Take a look at what you should or shouldn't be doing in the aftermath of an accident.
As riders, we always strive to do our best to prevent a crash. We buy the best gear we can, ride in a safe fashion and go to the track to satisfy our need for speed. However, the sad truth is that nothing you do will ever be 100 percent enough to avoid a crash. That’s why it is highly important to know what one must or must not do in the event of a crash. These rules are applicable, whether you are riding alone, or in a group.
Switch off the engine: In many cases, the motorcycle engine may continue to run even after the crash. In such a scenario, you must first shut off the engine to avoid any further damage to your motorcycle. Do this by simply turning the key to the ignition ‘off’ position.
Get away in case of a leak: If the fuel tank of your motorcycle has ruptured, or fuel is leaking from any other place, get away from the motorcycle. Make sure you warn other people of this too. Fuel can be ignited if it comes in contact with a hot surface. It is best to inform the emergency services in such a scenario, and let them deal with the situation.
Clear debris: If you are able to, make an effort to move debris off the road. This is true especially around corners, where the oncoming traffic will not have a view of the debris scattered on the road. This helps in avoiding a pile-up kind of a situation, where other motorists crash because of the remnants of your accident. However, make sure you don’t come into contact with any hot parts such as the engine or the exhaust. If you are unsure if a part is hot or not, pour some water over it to check.
Medical treatment: It is always advisable to see a doctor after an accident, even if you walk away from one. Injuries sustained at a crash site have the potential of manifesting into a fatal condition at a later point of time.
Try and start the engine: You shouldn’t try and crank the engine if it is already shut until you have had the chance to do a thorough visual examination of the motorcycle. It may often happen that fuel might be leaking or engine oil might have begun leaking out of your engine. You will harm your motorcycle engine, and could potentially cause it to catch fire as well.
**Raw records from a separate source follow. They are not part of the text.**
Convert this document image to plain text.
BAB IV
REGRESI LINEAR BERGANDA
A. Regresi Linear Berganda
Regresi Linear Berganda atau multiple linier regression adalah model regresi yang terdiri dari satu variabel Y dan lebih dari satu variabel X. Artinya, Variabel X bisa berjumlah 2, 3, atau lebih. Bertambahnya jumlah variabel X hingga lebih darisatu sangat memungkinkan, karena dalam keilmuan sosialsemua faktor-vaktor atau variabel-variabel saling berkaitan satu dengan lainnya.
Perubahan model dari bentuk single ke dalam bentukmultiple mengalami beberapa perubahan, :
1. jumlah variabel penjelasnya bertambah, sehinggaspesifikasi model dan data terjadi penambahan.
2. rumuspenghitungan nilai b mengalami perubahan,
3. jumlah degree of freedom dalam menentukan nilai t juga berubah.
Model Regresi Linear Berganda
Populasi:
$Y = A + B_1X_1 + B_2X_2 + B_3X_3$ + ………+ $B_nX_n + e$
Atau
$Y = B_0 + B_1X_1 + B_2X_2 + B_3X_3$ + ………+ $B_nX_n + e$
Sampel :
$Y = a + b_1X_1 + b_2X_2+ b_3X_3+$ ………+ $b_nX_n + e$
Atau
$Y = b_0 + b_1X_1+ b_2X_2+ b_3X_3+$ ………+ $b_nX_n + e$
Stay in the middle of the road: You will often find motorists who were carrying something valuable with them, looking for it on the road after an accident. Don’t do this. Someone else travelling on the same road might not be able to see you and your diverted attention could mean that you end up in an accident once again. Wait for the police to arrive and cordon off the road before undertaking any such activity.
Remove your gear: If you are injured, don’t remove your gear. You might aggravate the injury in trying to do so. Allow paramedics to do so when they reach the location, or you reach a hospital. This is especially important in case of a spinal injury.
Assign blame: No good will come of assigning blame for an accident. Instead, you should look to offer medical assistance to those in need, and if that is not required, you should focus on preserving your motorcycle.